Führende Wirtschaftsexperten haben von der künftigen Bundesregierung drastische Reformen zur Bewältigung der Wirtschaftskrise gefordert. Der Chefvolkswirt der Deutschen Bank, Norbert Walter, verlangte von der künftigen Bundesregierung einschneidende Änderungen.

"Die alternde Gesellschaft in Deutschland braucht eine völlig neue Ausrichtung", sagte Walter der Bild am Sonntag: "Die Älteren werden länger arbeiten müssen, um die junge Generation nicht über Gebühr zu belasten, und für die staatlichen Aufgaben und Ausgaben brauchen wir einen radikalen Schnitt."

Einkommens- oder Mehrwertsteuererhöhungen seien das falsche Mittel: "Wer die Mittelschicht als Leistungsträger jetzt weiter belastet, wird Wachstum zerstören und damit die Chance auf Verschuldungsabbau verringern", sagte Walter. Zur Verbesserung der Finanzsituation schlug er neben Ausgabenbeschränkungen "die Einführung von Nutzungsentgelten wie Pkw-Maut oder Studiengebühren" auf.

Rudolf Hickel vom Institut für Wirtschaft und Arbeit der Universität Bremen plädierte für die Verlängerung der Kurzarbeit und zusätzliche staatliche Konjunkturmaßnahmen. "Erstens sollte die Regelung für Kurzarbeit verlängert werden, um weiterhin Fachkräfte zu halten. Zweitens sollte ein Konjunkturprogramm III aufgelegt werden", sagte Hickel Bild am Sonntag. Durch Wirtschaftswachstum und mehr Jobs zahle sich die staatliche Vorfinanzierung aus.

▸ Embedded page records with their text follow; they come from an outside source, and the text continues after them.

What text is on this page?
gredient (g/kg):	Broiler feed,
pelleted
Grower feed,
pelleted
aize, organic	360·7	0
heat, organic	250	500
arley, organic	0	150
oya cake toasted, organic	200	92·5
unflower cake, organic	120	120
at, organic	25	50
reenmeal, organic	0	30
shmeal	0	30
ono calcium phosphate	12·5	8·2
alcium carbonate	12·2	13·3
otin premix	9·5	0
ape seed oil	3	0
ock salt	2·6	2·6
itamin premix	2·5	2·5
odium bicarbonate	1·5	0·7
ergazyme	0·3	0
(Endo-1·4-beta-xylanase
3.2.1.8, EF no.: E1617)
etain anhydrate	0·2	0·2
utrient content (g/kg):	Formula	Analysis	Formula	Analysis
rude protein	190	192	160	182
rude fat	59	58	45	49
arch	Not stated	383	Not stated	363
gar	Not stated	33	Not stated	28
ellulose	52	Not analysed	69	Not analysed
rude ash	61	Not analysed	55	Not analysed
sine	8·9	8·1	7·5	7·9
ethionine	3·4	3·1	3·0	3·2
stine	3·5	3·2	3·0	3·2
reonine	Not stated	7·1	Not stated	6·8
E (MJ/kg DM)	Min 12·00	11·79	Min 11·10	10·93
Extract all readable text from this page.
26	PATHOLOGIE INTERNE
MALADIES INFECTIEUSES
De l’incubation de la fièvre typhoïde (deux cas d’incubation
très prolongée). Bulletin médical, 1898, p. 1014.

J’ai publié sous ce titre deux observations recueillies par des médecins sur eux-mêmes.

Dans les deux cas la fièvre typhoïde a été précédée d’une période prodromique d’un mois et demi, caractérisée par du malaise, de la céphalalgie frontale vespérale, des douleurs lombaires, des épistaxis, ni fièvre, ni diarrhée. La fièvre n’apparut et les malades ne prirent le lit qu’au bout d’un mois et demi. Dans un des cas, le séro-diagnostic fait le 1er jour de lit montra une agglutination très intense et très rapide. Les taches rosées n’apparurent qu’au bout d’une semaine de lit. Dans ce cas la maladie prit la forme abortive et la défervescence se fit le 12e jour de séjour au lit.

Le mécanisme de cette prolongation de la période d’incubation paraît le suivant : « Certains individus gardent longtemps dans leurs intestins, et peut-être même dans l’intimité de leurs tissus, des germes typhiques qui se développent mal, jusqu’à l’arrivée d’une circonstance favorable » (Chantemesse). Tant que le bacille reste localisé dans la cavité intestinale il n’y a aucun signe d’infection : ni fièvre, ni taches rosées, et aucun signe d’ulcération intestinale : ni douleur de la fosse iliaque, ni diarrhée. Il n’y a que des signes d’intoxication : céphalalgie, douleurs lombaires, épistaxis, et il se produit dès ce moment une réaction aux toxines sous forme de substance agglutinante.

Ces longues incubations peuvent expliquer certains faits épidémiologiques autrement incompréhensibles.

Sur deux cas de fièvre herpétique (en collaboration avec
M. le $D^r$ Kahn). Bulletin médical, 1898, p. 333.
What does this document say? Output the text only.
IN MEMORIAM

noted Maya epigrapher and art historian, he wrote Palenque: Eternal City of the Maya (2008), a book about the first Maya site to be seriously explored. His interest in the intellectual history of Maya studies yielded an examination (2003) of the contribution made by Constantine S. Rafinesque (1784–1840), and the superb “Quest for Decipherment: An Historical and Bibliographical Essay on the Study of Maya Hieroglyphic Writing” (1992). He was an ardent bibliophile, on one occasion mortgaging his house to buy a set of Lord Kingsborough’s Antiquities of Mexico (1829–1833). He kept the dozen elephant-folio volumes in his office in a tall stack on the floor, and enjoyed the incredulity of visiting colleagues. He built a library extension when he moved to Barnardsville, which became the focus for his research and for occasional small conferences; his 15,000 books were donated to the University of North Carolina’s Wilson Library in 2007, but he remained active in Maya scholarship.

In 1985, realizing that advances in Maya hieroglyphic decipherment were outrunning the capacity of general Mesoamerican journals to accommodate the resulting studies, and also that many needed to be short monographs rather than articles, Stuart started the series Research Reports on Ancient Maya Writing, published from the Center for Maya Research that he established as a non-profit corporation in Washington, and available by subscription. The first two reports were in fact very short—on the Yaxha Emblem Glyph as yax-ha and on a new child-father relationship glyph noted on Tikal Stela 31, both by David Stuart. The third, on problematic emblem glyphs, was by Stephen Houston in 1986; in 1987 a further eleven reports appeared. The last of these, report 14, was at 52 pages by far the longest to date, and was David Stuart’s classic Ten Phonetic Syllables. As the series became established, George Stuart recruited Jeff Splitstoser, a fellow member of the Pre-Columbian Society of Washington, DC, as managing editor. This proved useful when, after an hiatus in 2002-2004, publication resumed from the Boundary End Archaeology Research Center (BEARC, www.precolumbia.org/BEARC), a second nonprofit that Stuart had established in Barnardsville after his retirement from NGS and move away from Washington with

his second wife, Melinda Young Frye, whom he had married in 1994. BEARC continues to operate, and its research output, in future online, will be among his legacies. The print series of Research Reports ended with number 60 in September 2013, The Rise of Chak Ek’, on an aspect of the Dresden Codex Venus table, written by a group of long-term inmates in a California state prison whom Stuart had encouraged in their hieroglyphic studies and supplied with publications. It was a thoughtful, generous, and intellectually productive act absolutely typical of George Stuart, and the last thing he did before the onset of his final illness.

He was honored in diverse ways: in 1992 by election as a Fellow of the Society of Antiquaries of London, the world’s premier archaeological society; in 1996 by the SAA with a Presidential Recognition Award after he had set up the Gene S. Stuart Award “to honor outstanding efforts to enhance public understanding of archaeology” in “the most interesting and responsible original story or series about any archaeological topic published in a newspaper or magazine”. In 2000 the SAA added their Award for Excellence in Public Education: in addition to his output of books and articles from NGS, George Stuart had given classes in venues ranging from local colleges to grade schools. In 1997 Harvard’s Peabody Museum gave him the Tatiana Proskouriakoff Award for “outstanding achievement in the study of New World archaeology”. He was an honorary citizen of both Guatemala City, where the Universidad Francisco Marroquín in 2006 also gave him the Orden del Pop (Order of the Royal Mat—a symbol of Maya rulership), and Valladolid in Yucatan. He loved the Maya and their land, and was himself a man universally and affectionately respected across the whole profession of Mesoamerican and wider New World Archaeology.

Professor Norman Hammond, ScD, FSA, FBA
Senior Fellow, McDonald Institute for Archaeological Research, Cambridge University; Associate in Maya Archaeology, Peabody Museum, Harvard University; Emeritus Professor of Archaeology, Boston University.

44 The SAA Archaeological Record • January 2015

Damit die steigende Arbeitslosigkeit die Rentenversicherung nicht belaste, forderte Rentenexperte Bernd Raffelhüschen im Gespräch mit der Zeitung die Rücknahme der Rentengarantie. Sie sei falsch, weil sie Löhne und Renten entkoppele und somit den "Gleichbehandlungsgrundsatz zwischen Rentnern und Einzahlern" breche. Außerdem sei es nach den Worten von Raffelhüschen "zwingend notwendig, dass die neue Regierung die Rente mit 67 durchsetzt".